Le partenze per il fronte degli uomini spinsero molte donne a sostituirli sui posti di lavoro, contribuendo attivamente alla produzione industriale, nella quale furono coinvolti anche molti bambini. Si ricorse persino agli animali, ai quali furono insegnati ed affidati compiti importanti nel corso del secondo conflitto mondiale. In realtà, l’uomo ha sempre fatto ricorso agli animali non solo per i lavori più pesanti, ma anche per quel che riguarda l’ambito militare: basti pensare ad Annibale e gli elefanti contro i Romani

E in quanto soldati, anche gli animali hanno fatto la loro parte da eroi: come oggi molti animali addetti al salvataggio, allora pennuti e quadrupedi, anche con semplici atti, comunque riconosciuti con premi e medaglie, hanno contribuito a salvare delle vite umane.

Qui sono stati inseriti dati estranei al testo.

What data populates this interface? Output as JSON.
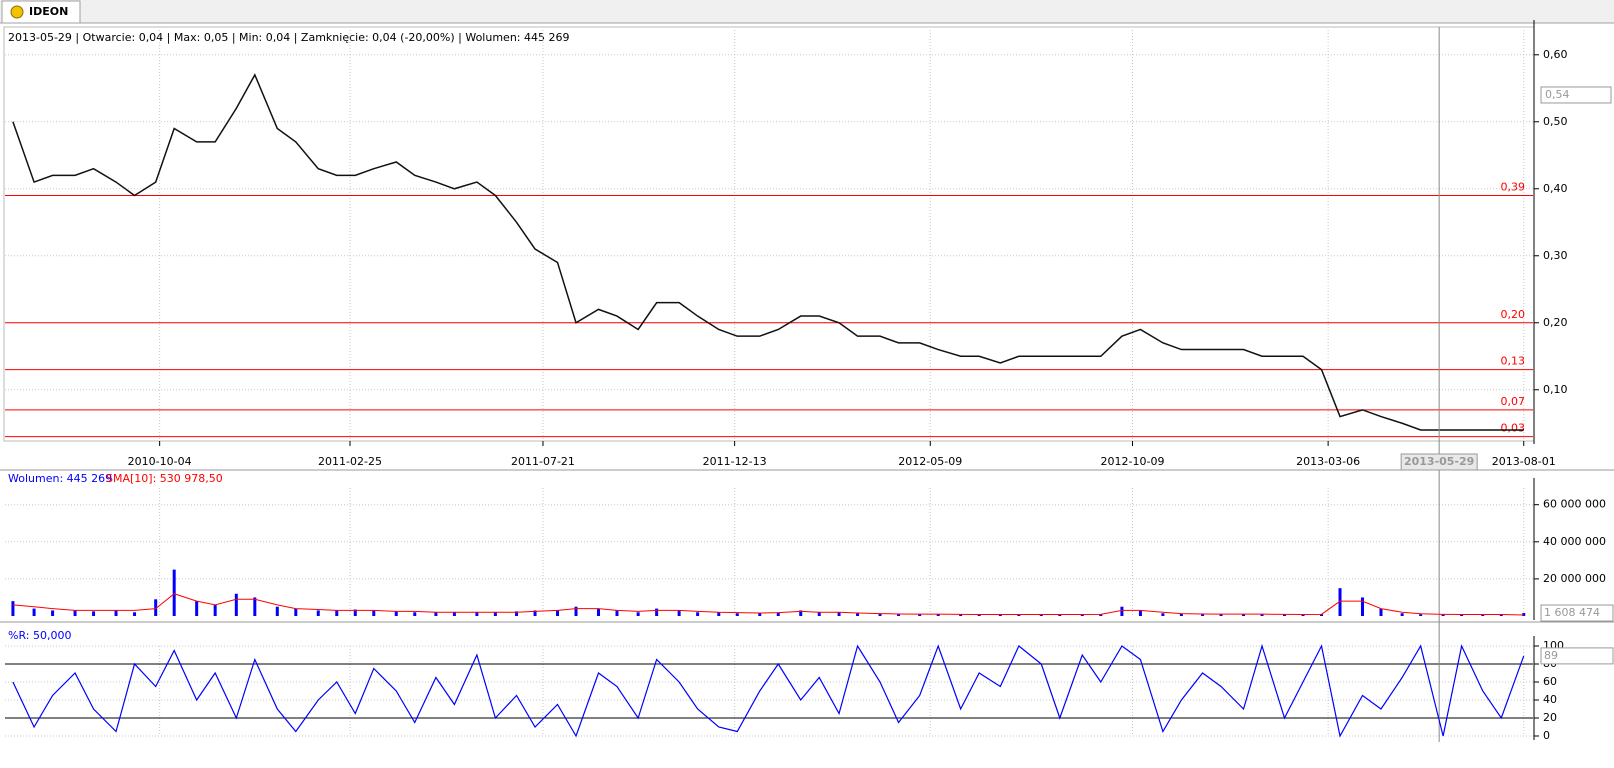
{
  "tab": {
    "title": "IDEON"
  },
  "chart_data": [
    {
      "type": "line",
      "title": "2013-05-29 | Otwarcie: 0,04 | Max: 0,05 | Min: 0,04 | Zamknięcie: 0,04 (-20,00%)  | Wolumen: 445 269",
      "color": "#111111",
      "x": [
        "2010-06-15",
        "2010-07-01",
        "2010-07-15",
        "2010-08-01",
        "2010-08-15",
        "2010-09-01",
        "2010-09-15",
        "2010-10-01",
        "2010-10-15",
        "2010-11-01",
        "2010-11-15",
        "2010-12-01",
        "2010-12-15",
        "2011-01-01",
        "2011-01-15",
        "2011-02-01",
        "2011-02-15",
        "2011-03-01",
        "2011-03-15",
        "2011-04-01",
        "2011-04-15",
        "2011-05-01",
        "2011-05-15",
        "2011-06-01",
        "2011-06-15",
        "2011-07-01",
        "2011-07-15",
        "2011-08-01",
        "2011-08-15",
        "2011-09-01",
        "2011-09-15",
        "2011-10-01",
        "2011-10-15",
        "2011-11-01",
        "2011-11-15",
        "2011-12-01",
        "2011-12-15",
        "2012-01-01",
        "2012-01-15",
        "2012-02-01",
        "2012-02-15",
        "2012-03-01",
        "2012-03-15",
        "2012-04-01",
        "2012-04-15",
        "2012-05-01",
        "2012-05-15",
        "2012-06-01",
        "2012-06-15",
        "2012-07-01",
        "2012-07-15",
        "2012-08-01",
        "2012-08-15",
        "2012-09-01",
        "2012-09-15",
        "2012-10-01",
        "2012-10-15",
        "2012-11-01",
        "2012-11-15",
        "2012-12-01",
        "2012-12-15",
        "2013-01-01",
        "2013-01-15",
        "2013-02-01",
        "2013-02-15",
        "2013-03-01",
        "2013-03-15",
        "2013-04-01",
        "2013-04-15",
        "2013-05-01",
        "2013-05-15",
        "2013-06-01",
        "2013-06-15",
        "2013-07-01",
        "2013-07-15",
        "2013-08-01"
      ],
      "values": [
        0.5,
        0.41,
        0.42,
        0.42,
        0.43,
        0.41,
        0.39,
        0.41,
        0.49,
        0.47,
        0.47,
        0.52,
        0.57,
        0.49,
        0.47,
        0.43,
        0.42,
        0.42,
        0.43,
        0.44,
        0.42,
        0.41,
        0.4,
        0.41,
        0.39,
        0.35,
        0.31,
        0.29,
        0.2,
        0.22,
        0.21,
        0.19,
        0.23,
        0.23,
        0.21,
        0.19,
        0.18,
        0.18,
        0.19,
        0.21,
        0.21,
        0.2,
        0.18,
        0.18,
        0.17,
        0.17,
        0.16,
        0.15,
        0.15,
        0.14,
        0.15,
        0.15,
        0.15,
        0.15,
        0.15,
        0.18,
        0.19,
        0.17,
        0.16,
        0.16,
        0.16,
        0.16,
        0.15,
        0.15,
        0.15,
        0.13,
        0.06,
        0.07,
        0.06,
        0.05,
        0.04,
        0.04,
        0.04,
        0.04,
        0.04,
        0.04
      ],
      "xlim": [
        "2010-06-09",
        "2013-08-08"
      ],
      "xticks": [
        "2010-10-04",
        "2011-02-25",
        "2011-07-21",
        "2011-12-13",
        "2012-05-09",
        "2012-10-09",
        "2013-03-06",
        "2013-08-01"
      ],
      "ylim": [
        0.025,
        0.637
      ],
      "yticks": [
        {
          "value": 0.1,
          "label": "0,10"
        },
        {
          "value": 0.2,
          "label": "0,20"
        },
        {
          "value": 0.3,
          "label": "0,30"
        },
        {
          "value": 0.4,
          "label": "0,40"
        },
        {
          "value": 0.5,
          "label": "0,50"
        },
        {
          "value": 0.6,
          "label": "0,60"
        }
      ],
      "grid": true,
      "levels_color": "#ff0000",
      "levels": [
        {
          "value": 0.39,
          "label": "0,39"
        },
        {
          "value": 0.2,
          "label": "0,20"
        },
        {
          "value": 0.13,
          "label": "0,13"
        },
        {
          "value": 0.07,
          "label": "0,07"
        },
        {
          "value": 0.03,
          "label": "0,03"
        }
      ],
      "cursor_date": "2013-05-29",
      "cursor_price": {
        "value": 0.54,
        "label": "0,54"
      }
    },
    {
      "type": "bar",
      "series": [
        {
          "name": "Wolumen: 445 269",
          "color": "#0000ff",
          "values": [
            8000000,
            4000000,
            3000000,
            3000000,
            2500000,
            3000000,
            2000000,
            9000000,
            25000000,
            8000000,
            6000000,
            12000000,
            10000000,
            5000000,
            4000000,
            3000000,
            3000000,
            3500000,
            3000000,
            2500000,
            2000000,
            2000000,
            2000000,
            2000000,
            2000000,
            2500000,
            3000000,
            3000000,
            5000000,
            4000000,
            3000000,
            2000000,
            4000000,
            3000000,
            2000000,
            2000000,
            1500000,
            1500000,
            2000000,
            3000000,
            2000000,
            2000000,
            1500000,
            1200000,
            1000000,
            1000000,
            1000000,
            800000,
            800000,
            800000,
            800000,
            800000,
            800000,
            800000,
            1000000,
            5000000,
            3000000,
            1500000,
            1200000,
            1000000,
            1000000,
            1000000,
            1000000,
            800000,
            800000,
            1000000,
            15000000,
            10000000,
            4000000,
            1500000,
            1000000,
            800000,
            800000,
            800000,
            800000,
            1608474
          ]
        },
        {
          "name": "SMA[10]: 530 978,50",
          "color": "#ff0000",
          "values": [
            6000000,
            5000000,
            4000000,
            3000000,
            3000000,
            3000000,
            3000000,
            4000000,
            12000000,
            8000000,
            6000000,
            9000000,
            9000000,
            6000000,
            4000000,
            3500000,
            3000000,
            3000000,
            3000000,
            2500000,
            2500000,
            2000000,
            2000000,
            2000000,
            2000000,
            2000000,
            2500000,
            3000000,
            4000000,
            4000000,
            3000000,
            2500000,
            3000000,
            3000000,
            2500000,
            2000000,
            1800000,
            1600000,
            1800000,
            2500000,
            2000000,
            2000000,
            1600000,
            1300000,
            1100000,
            1000000,
            1000000,
            900000,
            800000,
            800000,
            800000,
            800000,
            800000,
            800000,
            900000,
            3000000,
            3000000,
            2000000,
            1300000,
            1100000,
            1000000,
            1000000,
            1000000,
            900000,
            800000,
            900000,
            8000000,
            8000000,
            4000000,
            2000000,
            1200000,
            900000,
            800000,
            800000,
            800000,
            530978.5
          ]
        }
      ],
      "ylim": [
        0,
        69000000
      ],
      "yticks": [
        {
          "value": 20000000,
          "label": "20 000 000"
        },
        {
          "value": 40000000,
          "label": "40 000 000"
        },
        {
          "value": 60000000,
          "label": "60 000 000"
        }
      ],
      "last_value": {
        "value": 1608474,
        "label": "1 608 474"
      }
    },
    {
      "type": "line",
      "series": [
        {
          "name": "%R: 50,000",
          "color": "#0000ff",
          "values": [
            60,
            10,
            45,
            70,
            30,
            5,
            80,
            55,
            95,
            40,
            70,
            20,
            85,
            30,
            5,
            40,
            60,
            25,
            75,
            50,
            15,
            65,
            35,
            90,
            20,
            45,
            10,
            35,
            0,
            70,
            55,
            20,
            85,
            60,
            30,
            10,
            5,
            50,
            80,
            40,
            65,
            25,
            100,
            60,
            15,
            45,
            100,
            30,
            70,
            55,
            100,
            80,
            20,
            90,
            60,
            100,
            85,
            5,
            40,
            70,
            55,
            30,
            100,
            20,
            60,
            100,
            0,
            45,
            30,
            65,
            100,
            0,
            100,
            50,
            20,
            89
          ]
        }
      ],
      "ylim": [
        0,
        100
      ],
      "yticks": [
        0,
        20,
        40,
        60,
        80,
        100
      ],
      "levels": [
        20,
        80
      ],
      "levels_color": "#000000",
      "last_value": 89
    }
  ]
}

Gli eserciti europei coinvolti nella seconda guerra mondiale ricorsero specialmente ai cani e agli uccelli, addestrati a seconda delle loro capacità.

E’ il caso di Beauty, fox-terrier in grado di localizzare i corpi dei militari seppelliti dalle macerie dei bombardamenti.

Molto utili furono Rex e Thorn, una coppia di pastori tedeschi addetti al salvataggio di persone coinvolte in incendi, al punto che entrarono nel Servizio di difesa civile, così come Crumstone Irma, insignito di una medaglia al valore.

C’è spazio anche per Rip, un bastardino che salvò molte vite dopo un bombardamento Blitz dell’esercito tedesco.

Come detto in precedenza, anche i volatili furono utilizzati nel corso di operazioni belliche o di salvataggio. Tra di essi ricordiamo White Vision, piccione viaggiatore con cui fu recapitato un messaggio che riuscì a salvare l’equipaggio di un aereo costretto a un atterraggio d’emergenza.

Ancora più eroico fu il servizio reso da Winkie, altro piccione viaggiatore che nel febbraio 1942 contribuì al salvataggio di un pilota della Royal Air Force inglese.
Ancora un piccione protagonista di un episodio importante: nel giugno del 1994 Paddy riuscì a recapitare a tempo record un messaggio prima dello sbarco in Normandia.